Sorry to hear about the WordPress error losing your comment James. You’re right that various digital collections have the article, the City U link being one, and ANU Digital Collections being another. But my argument against green open access is that this shdn’t be necessary. It’s hugely wasteful of university personnel time and effort (and having gone to the effort of putting virtually all my prior publications in ANU’s Digital Collections, even with the fantastic support of Library research assistants, I know how much that costs). And different publishers have different rules, which means contacting them individually to argue the case to make public a social science or arts article published 20 years ago or so. Also, the original article is paywalled for anyone not with the reading privileges that go with being a staff member of a University Library.
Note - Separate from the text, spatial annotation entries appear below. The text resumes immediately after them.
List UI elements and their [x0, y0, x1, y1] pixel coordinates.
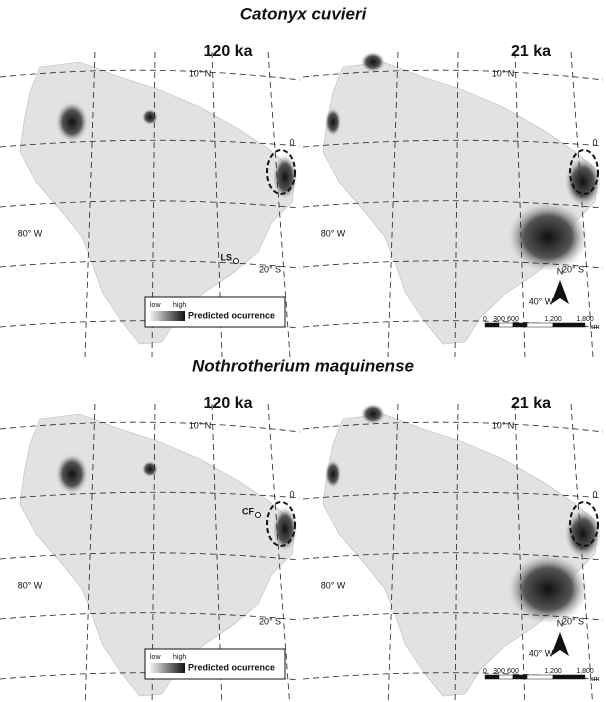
- north-label: N: [557, 618, 564, 628]
- scale-unit: km: [590, 676, 600, 683]
- legend-low: low: [150, 654, 161, 661]
- graticule-label: 0: [592, 489, 597, 499]
- north-label: N: [557, 266, 564, 276]
- graticule-label: 10° N: [492, 68, 515, 78]
- period-label: 21 ka: [511, 43, 551, 60]
- scale-bar: [499, 323, 513, 327]
- scale-bar: [513, 675, 527, 679]
- legend-ramp: [150, 311, 185, 321]
- scale-tick: 600: [507, 668, 519, 675]
- scale-unit: km: [590, 324, 600, 331]
- scale-bar: [553, 323, 585, 327]
- occurrence: [142, 109, 158, 125]
- graticule-label: 80° W: [321, 580, 346, 590]
- scale-bar: [553, 675, 585, 679]
- graticule-label: 40° W: [529, 296, 554, 306]
- graticule-label: 80° W: [18, 228, 43, 238]
- occurrence: [56, 102, 88, 142]
- legend-low: low: [150, 302, 161, 309]
- scale-bar: [499, 675, 513, 679]
- graticule-label: 0: [289, 137, 294, 147]
- graticule-label: 0: [592, 137, 597, 147]
- graticule-label: 10° N: [189, 420, 212, 430]
- occurrence: [325, 108, 341, 136]
- legend-label: Predicted ocurrence: [188, 662, 275, 672]
- graticule-label: 80° W: [18, 580, 43, 590]
- scale-tick: 0: [483, 668, 487, 675]
- graticule-label: 20° S: [562, 264, 584, 274]
- graticule-label: 40° W: [529, 648, 554, 658]
- map-panel: 21 ka 10° N 0 20° S 80° W 40° W 0 300600 1,200 1,…: [303, 395, 603, 702]
- scale-tick: 1,200: [544, 668, 562, 675]
- site-label: CF: [242, 506, 254, 516]
- scale-tick: 300: [493, 668, 505, 675]
- occurrence: [361, 52, 385, 72]
- scale-bar: [527, 675, 553, 679]
- figure-title: Catonyx cuvieri: [240, 4, 368, 23]
- graticule-label: 0: [289, 489, 294, 499]
- scale-tick: 1,800: [576, 316, 594, 323]
- period-label: 21 ka: [511, 395, 551, 412]
- scale-tick: 600: [507, 316, 519, 323]
- period-label: 120 ka: [204, 395, 253, 412]
- graticule-label: 10° N: [189, 68, 212, 78]
- scale-bar: [485, 323, 499, 327]
- occurrence: [142, 461, 158, 477]
- scale-bar: [527, 323, 553, 327]
- site-label: LS: [220, 252, 232, 262]
- legend-ramp: [150, 663, 185, 673]
- occurrence: [56, 454, 88, 494]
- figure: Catonyx cuvieri 120 ka 10° N 0 20° S 80° W 40°…: [0, 0, 606, 702]
- site-marker: [256, 513, 261, 518]
- legend-high: high: [173, 302, 186, 309]
- north-arrow: [551, 632, 569, 656]
- scale-tick: 1,800: [576, 668, 594, 675]
- graticule-label: 80° W: [321, 228, 346, 238]
- graticule-label: 20° S: [259, 264, 281, 274]
- occurrence: [361, 404, 385, 424]
- legend-high: high: [173, 654, 186, 661]
- scale-tick: 300: [493, 316, 505, 323]
- north-arrow: [551, 280, 569, 304]
- graticule-label: 10° N: [492, 420, 515, 430]
- scale-bar: [513, 323, 527, 327]
- period-label: 120 ka: [204, 43, 253, 60]
- occurrence: [325, 460, 341, 488]
- site-marker: [234, 259, 239, 264]
- figure-title: Nothrotherium maquinense: [192, 356, 414, 375]
- scale-bar: [485, 675, 499, 679]
- scale-tick: 1,200: [544, 316, 562, 323]
- map-panel: 120 ka10° N020° S80° W40° WLSlowhighPred…: [0, 43, 300, 357]
- graticule-label: 20° S: [562, 616, 584, 626]
- graticule-label: 20° S: [259, 616, 281, 626]
- scale-tick: 0: [483, 316, 487, 323]
- legend-label: Predicted ocurrence: [188, 310, 275, 320]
It’s virtually impossible these days to be an independent researcher because so much of our knowledge is now locked up in DRM; and green access is just a messy workaround to serve the interests of publishers and ensure that they can go on charging massive fees, protect the interests of shareholders, etc. A recent study conducted by researchers at the University of Montreal’s School of Library and Information Science found that over half the market in scientific papers is controlled by five corporations (see here) with almost 40% profit margins. Access is the least of our problems. Fundamentally we have to change the system.